L’historique de ces ratios est affiché dans l’onglet « Valuation » (en comparaison avec le S&P500 ce qui ne nous est d’aucune utilité 🙂 !)
Le PER est bien <18 et le Price/Sales <2. En revanche, le Price/Book est >2 et le Price/CashFlow >6 (mais dans la moyenne des entreprises, entre 10 et 12).
Pour le dernier de nos ratios, l’EV/EBITDA, nous allons voir d’autres sites car MorningStar ne donne pas ce calcul.
ZoneBourse donne 8.75, Infinancials donne un chiffre proche à 8.71, Yahoo Finance donne : 8.24 et le site « stock-analysis-on.net » donne 8.9.
https://www.stock-analysis-on.net/NYSE/Company/Emerson-Electric-Co/Valuation/EV-to-EBITDA
Ce dernier site donne à la fois l’historique de ce ratio ET la comparaison avec ses pairs. On voit que la valeur actuelle est basse par rapport à ses pairs.
Bref, la société n’a pas la totalité des voyants « prix » au vert (ce qui est de toute façon extrêmement rare!), mais nous pouvons constater que la plupart de ces ratios de valorisation sont historiquement proches d’un plus bas depuis la crise de 2009.

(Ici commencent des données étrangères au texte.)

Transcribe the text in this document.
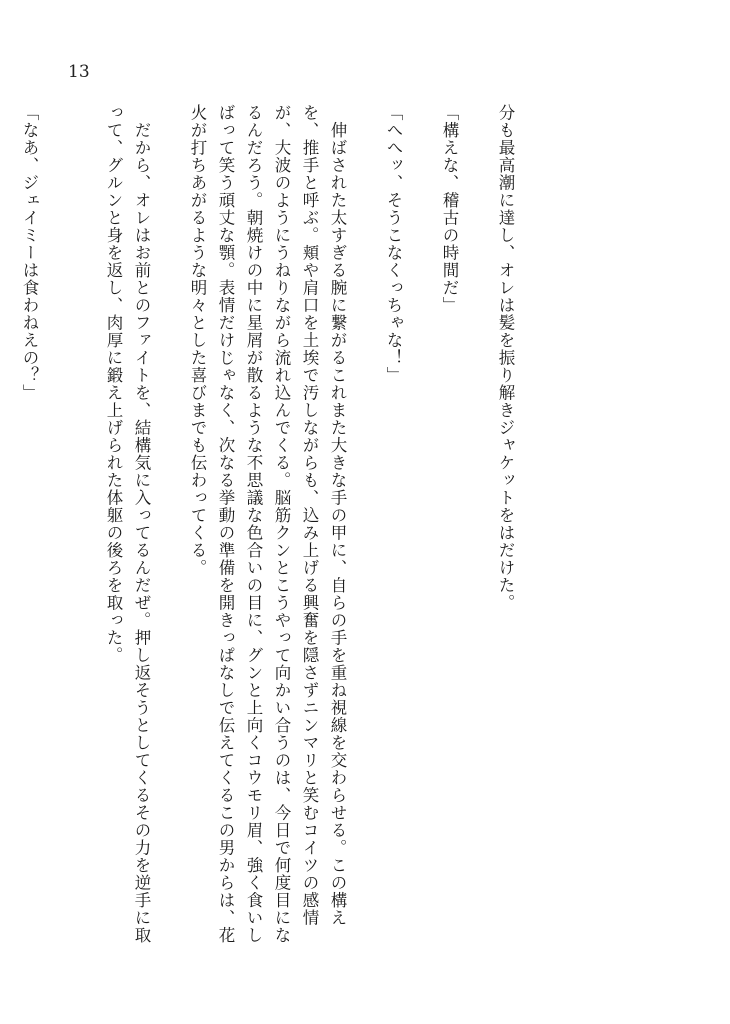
13

分も最高潮に達し、オレは髪を振り解きジャケットをはだけた。

「構えな、稽古の時間だ」

「へへッ、そうこなくっちゃな！」

　伸ばされた太すぎる腕に繋がるこれまた大きな手の甲に、自らの手を重ね視線を交わらせる。この構えを、推手と呼ぶ。頬や肩口を土埃で汚しながらも、込み上げる興奮を隠さずニンマリと笑むコイツの感情が、大波のようにうねりながら流れ込んでくる。脳筋クンとこうやって向かい合うのは、今日で何度目になるんだろう。朝焼けの中に星屑が散るような不思議な色合いの目に、グンと上向くコウモリ眉、強く食いしばって笑う頑丈な顎。表情だけじゃなく、次なる挙動の準備を開きっぱなしで伝えてくるこの男からは、花火が打ちあがるような明々とした喜びまでも伝わってくる。

　だから、オレはお前とのファイトを、結構気に入ってるんだぜ。押し返そうとしてくるその力を逆手に取って、グルンと身を返し、肉厚に鍛え上げられた体躯の後ろを取った。

「なあ、ジェイミーは食わねえの？」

Conclusion sur le niveau de prix : Je rappelle qu’aucun de ces ratios pris individuellement ne peuvent donner d’indication sur la sous- ou sur-évaluation. Mais nous avons un faisceau de présomption favorable sur le fait qu’Emerson ne semble pas à l’heure actuelle particulièrement sur-évaluée.
Ceci est corroboré par l’estimation de sa valeur (« Fair Value ») qu’en fait MorningStar (donnée disponible sur abonnement payant), et sur le fait qu’elle est noté 4* par ce site.
Conclusion:
De manière synthétique nous avons donc:
- Profitabilité: ROE>15 : OK ; FCF/Sales> 5 : OK
- Dettes : D/E<1: OK, Interest Coverage Ratio >3: OK ; Debt/EBITDA <5 : OK
- Dividendes : yield >3% : OK; > 10 ans: OK; Croissants : OK; FCF payout ratio < 65% : OK
- Prix : PE<18 : OK; P/B>2 : Non; P/S<2: OK; P/CF<6 : Non; EV/EBITDA < 8 : Non (mais <10 et à ses pairs: OK).

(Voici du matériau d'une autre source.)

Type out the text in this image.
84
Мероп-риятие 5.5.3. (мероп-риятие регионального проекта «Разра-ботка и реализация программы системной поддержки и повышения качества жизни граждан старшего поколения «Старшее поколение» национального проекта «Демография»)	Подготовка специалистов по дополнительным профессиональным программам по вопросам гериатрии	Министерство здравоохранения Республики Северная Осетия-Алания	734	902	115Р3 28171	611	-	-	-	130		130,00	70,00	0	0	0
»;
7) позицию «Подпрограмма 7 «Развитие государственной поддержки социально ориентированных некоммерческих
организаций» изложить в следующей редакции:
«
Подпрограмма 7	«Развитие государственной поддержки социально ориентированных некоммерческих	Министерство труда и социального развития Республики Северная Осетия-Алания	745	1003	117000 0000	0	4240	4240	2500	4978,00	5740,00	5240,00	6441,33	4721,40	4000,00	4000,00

En ce qui me concerne, j’estime qu’ Emerson a donc toute sa place dans mon portefeuille.
Je suis déjà propriétaire d’actions d’Emerson (cf mon reporting) et je renforce cette valeur en ce moment.
Attention:
Cette analyse ne constitue en AUCUN CAS une incitation ou une recommandation à acheter cette valeur. Il s’agit d’une illustration de la méthode RP-PR que j’utilise pour la constitution de mon portefeuille. En fonction de vos objectifs et de votre situation, cette méthode peut ne pas vous convenir; en particulier, comme tout investissement en actions, elle comporte un risque de perte en capital.
L’investisseur Individuel décline expressément et sans limitations toute responsabilité en cas de perte financière, d’erreur ou d’omission.
Les chiffres annoncés dans cet article ont essentiellement pour source MorningStar ou résultent de mes calculs et peuvent comporter des inexactitudes.
Très belle démonstration de la méthode.
Mais comment fait-on avec les banques et sociétés financières ?
J’imagine qu’il faut prendre en compte d’autres critères.
Merci
Bonjour Jean,
Pour les SIIC (sociétés immobilières) j’ai expliqué dans un autre post les critères à prendre en compte.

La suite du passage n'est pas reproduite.